The “Used-to-Be” Customer
This customer is angry, vocal and needs assistance immediately. These customers have most likely expressed their discontent several times online and either haven’t been responded to or haven’t had their problem resolved. They’re consistently telling others about their negative experiences. They make statements such as “My Internet just went down again. I am sick of @Comcast and canceling!” or “1-800 Flowers was late delivering my mom’s flowers for her birthday. This is the second time. I am done with them forever!” In this case, the customer support teams should be flagged immediately so they can proactively reach out and offer them a complimentary promotion of some sort. More importantly, the company should start thinking about optimizing their business processes in order to resolve the root issue of the problem.
The Collaborative Customer
This customer is happy with the product, service, or company. Often these people seek out venues for suggesting new products or enhancements to an existing product, much like Dell’s IdeaStorm and MyStarbucksIdea. They make statements such as “I think El Pollo Loco should also serve baked chicken for people who want to eat healthy” and then cc: the company on Twitter (as in “cc: @ElPolloLocoInc”). This, way, they ensure that El Pollo Loco will be notified via their @mentions on Twitter. This certainly isn’t a customer support issue but these types of customers should be flagged and paid special attention to because they could potentially be turned into advocates. In this case, marketing or a community manager should engage directly and start building a relationship.
The Customer Advocate
These types of customers talk about a brand, product, or service even if the brand isn’t paying attending. They talk about the brand because of how it makes them feel or of its value to their lives. These customers don’t need incentives, either. Often they make statements such as “You all should buy the new Sony 3D TV. It is awesome and perfect for gaming and watching movies on Blu Ray. We love it!” Marketing and PR departments should be flagged immediately and should reach out to these advocates. It’s good practice to invite advocates to private communities and give them sneak peeks into future products, seeding them with new products or just asking them for specific feedback.
The Future Customer
This customer, also known as the prospect, is one of the reasons CRM systems came into existence. They can either be new customers or customers who are considering an upgrade to a new product or service. The prospect will say things such as, “I am thinking about getting Comcast. Tired of Dish Network’s constant outages. What do you guys think?” What could be a future customer for Comcast is potentially a “used-to-be” customer for Dish Network, so each company would handle this scenario differently. In any case, the sales team from Comcast should be flagged immediately and be prepared to offer this customer a really good deal for switching services. In a business-to business (B2B) environment, this could be an existing customer talking about upgrading the hardware in the data center; the account manager should reach out to them directly before the competitors do.

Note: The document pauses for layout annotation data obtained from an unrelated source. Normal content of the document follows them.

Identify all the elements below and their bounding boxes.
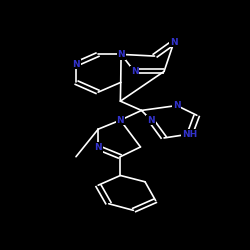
Text: N: N [72, 60, 80, 68]
Text: N: N [116, 116, 124, 125]
Text: N: N [131, 67, 138, 76]
Text: NH: NH [182, 130, 198, 138]
Text: N: N [170, 38, 178, 47]
Text: N: N [173, 101, 180, 110]
Text: N: N [94, 143, 102, 152]
Text: N: N [147, 116, 155, 125]
Text: N: N [117, 50, 125, 59]
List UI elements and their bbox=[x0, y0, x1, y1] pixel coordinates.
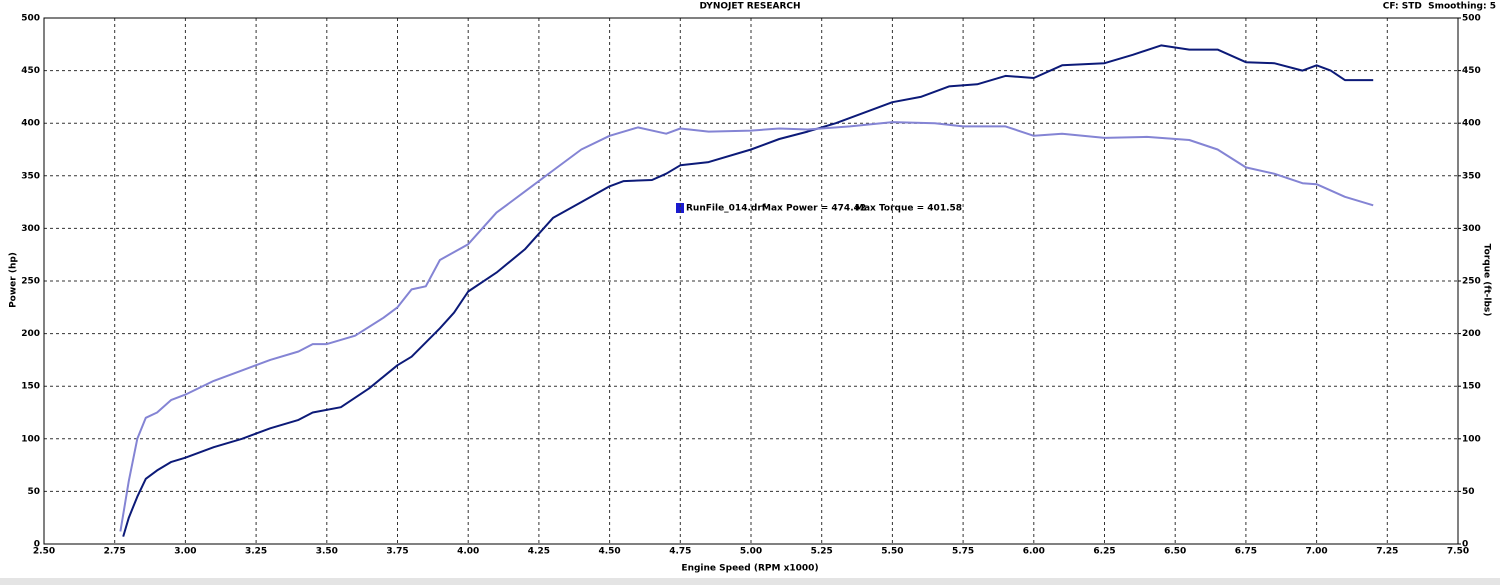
chart-subtitle: CF: STD Smoothing: 5 bbox=[1383, 2, 1496, 12]
legend-label: RunFile_014.drf bbox=[686, 204, 766, 214]
y2-axis-label: Torque (ft-lbs) bbox=[1482, 244, 1492, 317]
x-tick-label: 4.25 bbox=[528, 547, 550, 557]
x-tick-label: 7.00 bbox=[1305, 547, 1327, 557]
y-tick-label: 400 bbox=[21, 119, 40, 129]
y2-tick-label: 0 bbox=[1462, 540, 1468, 550]
annotation: Max Power = 474.42 bbox=[762, 204, 866, 214]
y2-tick-label: 100 bbox=[1462, 434, 1481, 444]
x-tick-label: 3.00 bbox=[174, 547, 196, 557]
x-tick-label: 6.00 bbox=[1023, 547, 1045, 557]
y2-tick-label: 250 bbox=[1462, 277, 1481, 287]
y-tick-label: 0 bbox=[34, 540, 40, 550]
annotation: Max Torque = 401.58 bbox=[855, 204, 962, 214]
y2-tick-label: 400 bbox=[1462, 119, 1481, 129]
x-tick-label: 5.25 bbox=[811, 547, 833, 557]
x-tick-label: 6.50 bbox=[1164, 547, 1186, 557]
y-tick-label: 150 bbox=[21, 382, 40, 392]
x-tick-label: 2.50 bbox=[33, 547, 55, 557]
y-tick-label: 500 bbox=[21, 14, 40, 24]
x-tick-label: 4.50 bbox=[598, 547, 620, 557]
y2-tick-label: 150 bbox=[1462, 382, 1481, 392]
x-tick-label: 2.75 bbox=[104, 547, 126, 557]
y-tick-label: 300 bbox=[21, 224, 40, 234]
status-strip bbox=[0, 578, 1500, 585]
y2-tick-label: 500 bbox=[1462, 14, 1481, 24]
x-axis-label: Engine Speed (RPM x1000) bbox=[681, 564, 818, 574]
y2-tick-label: 350 bbox=[1462, 171, 1481, 181]
x-tick-label: 5.00 bbox=[740, 547, 762, 557]
y2-tick-label: 450 bbox=[1462, 66, 1481, 76]
y-tick-label: 350 bbox=[21, 171, 40, 181]
x-tick-label: 4.75 bbox=[669, 547, 691, 557]
x-tick-label: 3.25 bbox=[245, 547, 267, 557]
series-line bbox=[122, 44, 1374, 537]
x-tick-label: 6.25 bbox=[1093, 547, 1115, 557]
series-line bbox=[119, 121, 1374, 532]
y-tick-label: 450 bbox=[21, 66, 40, 76]
x-tick-label: 7.50 bbox=[1447, 547, 1469, 557]
legend-swatch bbox=[676, 203, 684, 213]
y-tick-label: 50 bbox=[27, 487, 40, 497]
x-tick-label: 7.25 bbox=[1376, 547, 1398, 557]
x-tick-label: 5.50 bbox=[881, 547, 903, 557]
x-tick-label: 4.00 bbox=[457, 547, 479, 557]
chart-title: DYNOJET RESEARCH bbox=[699, 2, 800, 12]
y-tick-label: 250 bbox=[21, 277, 40, 287]
x-tick-label: 3.75 bbox=[386, 547, 408, 557]
x-tick-label: 3.50 bbox=[316, 547, 338, 557]
y-tick-label: 200 bbox=[21, 329, 40, 339]
y2-tick-label: 300 bbox=[1462, 224, 1481, 234]
y2-tick-label: 200 bbox=[1462, 329, 1481, 339]
y-axis-label: Power (hp) bbox=[9, 252, 19, 308]
y-tick-label: 100 bbox=[21, 434, 40, 444]
y2-tick-label: 50 bbox=[1462, 487, 1475, 497]
plot-frame bbox=[43, 17, 1459, 545]
x-tick-label: 6.75 bbox=[1235, 547, 1257, 557]
x-tick-label: 5.75 bbox=[952, 547, 974, 557]
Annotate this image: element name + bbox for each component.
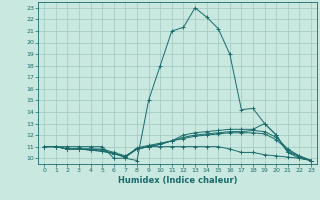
X-axis label: Humidex (Indice chaleur): Humidex (Indice chaleur): [118, 176, 237, 185]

The following is a graphic that illustrates the social customer as well a few social CRM technologies that can be used to listen and engage with them.
Social CRM is at the center because support, sales and community management teams are the ones responsible for determining the rules of engagement based on the behaviors of the social customer. Organizations today are already deploying social technologies internally, creating workflows and governance models to address the landscape. Social CRM is just one component of a fully collaborative social business and comprehensive social customer management.